A Volcano Beneath the Snow: John Brown’s War Against Slavery


Marrin, Albert.  A Volcano Beneath the Snow: John Brown’s War Against Slavery.  New York: Alfred A. Knopf, 2014.  978-0-307-98152-3. 244 p.  $19.99.  Gr. 7 and Up.

John Brown, born in 1800, was a religiously devout white abolitionist.  Brown’s approach to ending slavery was different than many of his contemporaries. Most abolitionists of the time favored a peaceful approach and working through government to end slavery.  John Brown felt that slavery was an affront to the Lord and believed that slavery should be eliminated by any means possible, including violence.  Albert Marrin, author of A Volcano Beneath the Snow, argues that Brown had a major role in inciting the Civil War and was “the Father of American Terrorism.”

John Brown’s anti-slavery actions show that the title may have been earned.  In 1855-1856, the actions of pro-slavery “border ruffians” in the Kansas Territory angered Brown so much that he and his followers killed five pro-slavery settlers who were not actively involved in the Territory conflict.  Brown was even more infamous for his 1859 raid on Harpers Ferry (now West) Virginia when he and a group of followers raided the US Armory to obtain weapons for a mass slave rebellion.  Many of Brown’s followers deserted him, but Brown would not surrender and was hung for treason.

This book, aside from being a thorough documentation of historic events, gives the reader a real picture of John Brown’s personality and motives.  It is well-written and should be easy for most students to understand.  Albert Marrin puts John Brown’s life into context by including chapters on the history of slavery and Civil War events.  This book also features an abundance of primary source documentation (photographs, maps, drawings and diagrams) and an extended bibliography.  However, the one thing that sets A Volcano Beneath the Snow above other histories of the Civil War is its discussion of John Brown’s legacy.  The idea that violence is an acceptable way to achieve a Holy purpose (or justifiable revenge) is an integral part of modern terrorist thought.  Although Americans were horrified by the events of September 11, 2001, including the deaths of thousands of innocent people, the members of al-Qaeda viewed it as an act of Holy war against a Godless society, similar to Brown’s views.

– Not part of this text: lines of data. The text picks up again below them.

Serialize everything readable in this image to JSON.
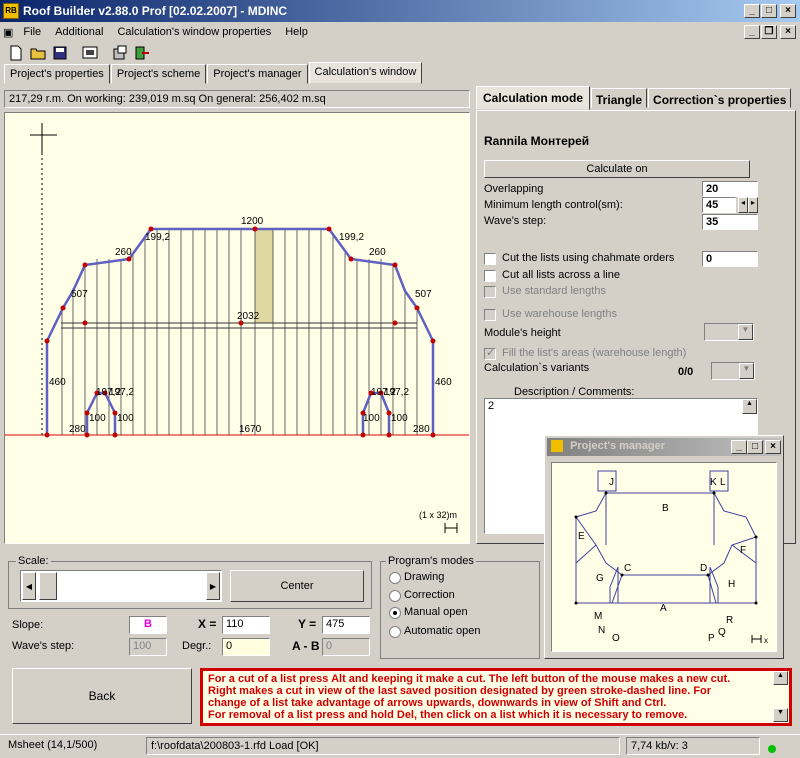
{
  "window": {
    "title": "Roof Builder v2.88.0 Prof   [02.02.2007]  - MDINC",
    "app_icon_text": "RB"
  },
  "menu": [
    "File",
    "Additional",
    "Calculation's window properties",
    "Help"
  ],
  "toolbar": [
    "new-icon",
    "open-icon",
    "save-icon",
    "print-preview-icon",
    "properties-icon",
    "export-icon"
  ],
  "tabs": [
    "Project's properties",
    "Project's scheme",
    "Project's manager",
    "Calculation's window"
  ],
  "info_bar": "217,29 r.m. On working:  239,019 m.sq On general:  256,402 m.sq",
  "drawing": {
    "dims": {
      "top": "1200",
      "upper_left": "199,2",
      "upper_right": "199,2",
      "mid_left": "260",
      "mid_right": "260",
      "side_left": "507",
      "side_right": "507",
      "center": "2032",
      "vert_left": "460",
      "vert_right": "460",
      "dormer_left": "197,2",
      "dormer_left2": "197,2",
      "dormer_right": "197,2",
      "dormer_right2": "197,2",
      "d100a": "100",
      "d100b": "100",
      "d100c": "100",
      "d100d": "100",
      "base_left": "280",
      "base_right": "280",
      "bottom": "1670"
    },
    "scale_note": "(1 x 32)m"
  },
  "right_panel": {
    "tabs": [
      "Calculation mode",
      "Triangle",
      "Correction`s properties"
    ],
    "title": "Rannila Монтерей",
    "calculate_button": "Calculate on",
    "overlapping_label": "Overlapping",
    "overlapping_value": "20",
    "min_length_label": "Minimum length control(sm):",
    "min_length_value": "45",
    "wave_step_label": "Wave's step:",
    "wave_step_value": "35",
    "cut_chahmate_label": "Cut the lists using chahmate orders",
    "cut_chahmate_value": "0",
    "cut_all_label": "Cut all lists across a line",
    "standard_lengths_label": "Use standard lengths",
    "warehouse_lengths_label": "Use warehouse lengths",
    "module_height_label": "Module's height",
    "fill_areas_label": "Fill the list's areas (warehouse length)",
    "variants_label": "Calculation`s variants",
    "variants_value": "0/0",
    "description_label": "Description / Comments:",
    "description_value": "2"
  },
  "manager": {
    "title": "Project's manager",
    "labels": [
      "J",
      "K",
      "L",
      "B",
      "E",
      "C",
      "D",
      "F",
      "G",
      "H",
      "A",
      "M",
      "N",
      "O",
      "P",
      "Q",
      "R"
    ],
    "corner": "x"
  },
  "scale": {
    "label": "Scale:",
    "center_button": "Center"
  },
  "slope": {
    "label": "Slope:",
    "value": "B"
  },
  "wave": {
    "label": "Wave's step:",
    "value": "100"
  },
  "coords": {
    "x_label": "X =",
    "x_value": "110",
    "y_label": "Y =",
    "y_value": "475",
    "degr_label": "Degr.:",
    "degr_value": "0",
    "ab_label": "A - B",
    "ab_value": "0"
  },
  "modes": {
    "title": "Program's modes",
    "options": [
      "Drawing",
      "Correction",
      "Manual open",
      "Automatic open"
    ],
    "selected": "Manual open"
  },
  "back_button": "Back",
  "help_text": [
    "For a cut of a list press Alt and keeping it make a cut. The left button of the mouse makes a new cut.",
    "Right makes a cut in view of the last saved position designated by green stroke-dashed line. For",
    "change of a list take advantage of arrows upwards, downwards in view of Shift and Ctrl.",
    "For removal of a list press and hold Del, then click on a list which it is necessary to remove."
  ],
  "status": {
    "sheet": "Msheet (14,1/500)",
    "file": "f:\\roofdata\\200803-1.rfd Load [OK]",
    "speed": "7,74 kb/v: 3"
  },
  "colors": {
    "title_start": "#0a246a",
    "title_end": "#a6caf0",
    "help_red": "#d00000",
    "slope_magenta": "#e000e0",
    "canvas": "#ffffe8",
    "roof_line": "#3030a0",
    "accent_sheet": "#e0d8a0"
  }
}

This story is a thoroughly-researched and engaging study of a man who is significant to American history than it would first appear.  A Volcano Beneath the Snow is certainly a valuable addition to any secondary school collection.

 973.7; Civil War             Susan Fox, Washington Jr. /Sr. High School

One thought on “A Volcano Beneath the Snow: John Brown’s War Against Slavery

  1. A powerful examination of a complex figure in American history, abolitionist and martyr John Brown, a figure whose beliefs led him to actions that further divided the nation and hastened the beginning of the Civil War. Marrin skillfully takes the reader to the time period, telling enough about Brown’s history to make his story compelling, then building the tension by taking one chapter to explain the growth and use of slavery worldwide, and the next to detail slavery in America. This effective buildup takes the reader to a greater understanding of the country’s tinderbox about to explode, and Brown’s actions as the match that ignited it. Not content with pacifism and “talk,” Brown believed that only action would make a difference. “’Talk…will never free the slaves.’ What was needed was not speeches but ‘action—action!’” (92) He came to see himself as a God-ordained spokesman to end the scourge of slavery in the states. Marrin weaves solid research (the text and endpapers are rich with references) with energetic storytelling, and the result is a compelling book. Marrin provides in-depth documentation of Brown’s part in the murder of five unarmed men (taken from their homes and hacked with swords, one shot), earning the label of terrorist, and the years leading to the climactic and unsuccessful raid on Harper’s Ferry. Brown’s actions fired up many for the abolitionist cause, while they enraged many for their audacity and brutality. In the final chapters, Marrin considers Brown’s legacy with heavy questions: is force—is killing—justified, or even required, to right a wrong? Is anyone with “righteous rage” justified in sacrificing themselves as well as others? What is the true definition of terrorism? Source notes, Further Reading, and Index round out this detailed book. An exemplary first purchase for non-fiction in middle and high schools.

    When I first saw this book, I felt excited to have another title by Albert Marrin, but discouraged by the weight of the book (a hard sell), and further discouraged by the text set-up: two columns per page, though with frequent black and white illustrations/photos, etc. However, once I began reading, I found that I was hooked; that is the strength of Marrin’s vivid writing, enhanced by the excellent illustrations. I have not seen students reading the book, and during booktalks, it is often ignored for smaller (and yes, physically lighter) choices.

    However, it is worth booktalking, and worth use in American history courses covering the pre-Civil War era. John Brown’s actions can be examined as guiding the nation to war. Additionally, two chapters are worth considering on their own for reading by history students; they are: Chapter 2: The Foulest Blot, which in 21 pages details the rise of slavery, and Chapter 3: An Object Vast in Its Compass, which uses 31 pages to explore the beginnings and changes in American slavery.